The Worst Hard Time: The Untold Story of Those Who Survived the Great American Dust Bowl

Timothy Egan
Apr 10, 2014

Weather—a fact of nature we all live with. The extremes of this past winter are a hot topic from the news to neighborly conversations. But rarely does weather become such a dominating life force as it did for almost a decade from 1931 to 1939 in the southwest plains—the Dust Bowl. In The Worst Hard Time Pulitzer Prize winner Timothy Egan takes us back to a time we think we know and delves so deeply that we come away with a new respect for the people who lived through the “dirty thirties.”

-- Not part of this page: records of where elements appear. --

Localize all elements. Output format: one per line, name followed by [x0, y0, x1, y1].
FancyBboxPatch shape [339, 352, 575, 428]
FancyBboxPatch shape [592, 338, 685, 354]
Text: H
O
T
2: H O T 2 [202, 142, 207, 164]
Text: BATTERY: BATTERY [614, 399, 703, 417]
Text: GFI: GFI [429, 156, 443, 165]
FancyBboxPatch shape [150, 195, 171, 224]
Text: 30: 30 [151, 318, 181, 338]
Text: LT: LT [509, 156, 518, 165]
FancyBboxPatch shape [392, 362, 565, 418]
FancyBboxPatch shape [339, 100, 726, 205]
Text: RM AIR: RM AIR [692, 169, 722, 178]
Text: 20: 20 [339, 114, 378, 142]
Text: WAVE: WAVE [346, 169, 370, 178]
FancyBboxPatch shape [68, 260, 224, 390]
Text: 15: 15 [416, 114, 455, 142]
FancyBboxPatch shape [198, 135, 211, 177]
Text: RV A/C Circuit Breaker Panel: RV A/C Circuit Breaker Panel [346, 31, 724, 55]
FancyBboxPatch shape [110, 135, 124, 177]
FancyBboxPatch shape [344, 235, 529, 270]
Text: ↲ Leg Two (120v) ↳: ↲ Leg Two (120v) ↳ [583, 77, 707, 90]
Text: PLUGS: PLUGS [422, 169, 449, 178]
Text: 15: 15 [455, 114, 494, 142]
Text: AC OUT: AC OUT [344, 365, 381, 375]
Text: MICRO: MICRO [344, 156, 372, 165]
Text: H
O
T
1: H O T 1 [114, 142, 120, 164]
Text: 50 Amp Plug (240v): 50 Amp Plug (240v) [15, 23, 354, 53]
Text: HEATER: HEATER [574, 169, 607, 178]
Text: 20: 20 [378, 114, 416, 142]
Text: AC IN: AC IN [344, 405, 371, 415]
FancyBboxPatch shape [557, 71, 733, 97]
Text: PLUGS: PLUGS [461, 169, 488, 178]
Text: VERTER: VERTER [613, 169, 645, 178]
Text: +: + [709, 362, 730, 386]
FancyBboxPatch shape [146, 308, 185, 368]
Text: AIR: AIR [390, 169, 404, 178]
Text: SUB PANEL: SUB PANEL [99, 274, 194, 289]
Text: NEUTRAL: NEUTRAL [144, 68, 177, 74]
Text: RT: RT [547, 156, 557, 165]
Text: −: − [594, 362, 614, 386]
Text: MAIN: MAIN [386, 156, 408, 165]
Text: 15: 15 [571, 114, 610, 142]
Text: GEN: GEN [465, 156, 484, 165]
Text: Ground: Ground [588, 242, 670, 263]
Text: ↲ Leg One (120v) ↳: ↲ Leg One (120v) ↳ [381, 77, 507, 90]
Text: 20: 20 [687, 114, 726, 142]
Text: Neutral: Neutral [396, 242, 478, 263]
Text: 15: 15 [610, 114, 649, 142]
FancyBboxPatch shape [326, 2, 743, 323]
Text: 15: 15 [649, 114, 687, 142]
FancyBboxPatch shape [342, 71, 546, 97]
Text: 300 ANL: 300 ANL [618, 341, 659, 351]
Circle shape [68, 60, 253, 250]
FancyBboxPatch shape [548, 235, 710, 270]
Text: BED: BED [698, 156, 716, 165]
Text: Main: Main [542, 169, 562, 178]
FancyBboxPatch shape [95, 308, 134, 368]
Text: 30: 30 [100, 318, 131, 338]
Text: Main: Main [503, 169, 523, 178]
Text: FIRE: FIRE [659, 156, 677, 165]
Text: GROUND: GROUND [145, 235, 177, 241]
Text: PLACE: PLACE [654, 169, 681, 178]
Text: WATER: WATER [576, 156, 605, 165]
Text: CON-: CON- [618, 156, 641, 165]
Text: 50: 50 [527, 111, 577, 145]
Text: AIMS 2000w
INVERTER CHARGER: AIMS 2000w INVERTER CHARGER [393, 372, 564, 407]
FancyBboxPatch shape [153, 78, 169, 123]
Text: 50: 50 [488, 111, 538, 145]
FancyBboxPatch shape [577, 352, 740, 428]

He begins with a history of the area that covers the Texas and Oklahoma panhandles, western Colorado and western Kansas. This bowl-shaped area of semi-arid land was first inhabited by Native Americans, who were evicted, and then opened to homesteaders who were convinced by both the government and the railroad companies that this almost dessert could sustain farming. This sad account shows how wrong they were. Government policies, world political events and fool-hearty agricultural practices—all man-made mistakes—came together to face the uncontrolled element: weather.

Egan makes the event personal by tracing the lives of several of the families who endured year after year of dust storms that made day as black as night, lost their children's lives to dust pneumonia, and their crops, animals and land to mountains of grit. His descriptions of the homes filled with dirt, filtering through every crack, makes you realize how much we take cleanliness for granted! And while some despaired, most proudly hung on. With little proof, they thought it had to be better next year.

The Worst Hard Time complements the Ken Burns PBS documentary "The Dust Bowl" which visually captures the era with actual footage and interviews of a time that is still painfully fresh to those who survived. While The Grapes of Wrath recounts the haunting tale of those who left the dust bowl, The Worst Hard Time honors  the majority of the people who stayed and endured the wind, the poverty and the hopelessness to emerge with a legacy of survival.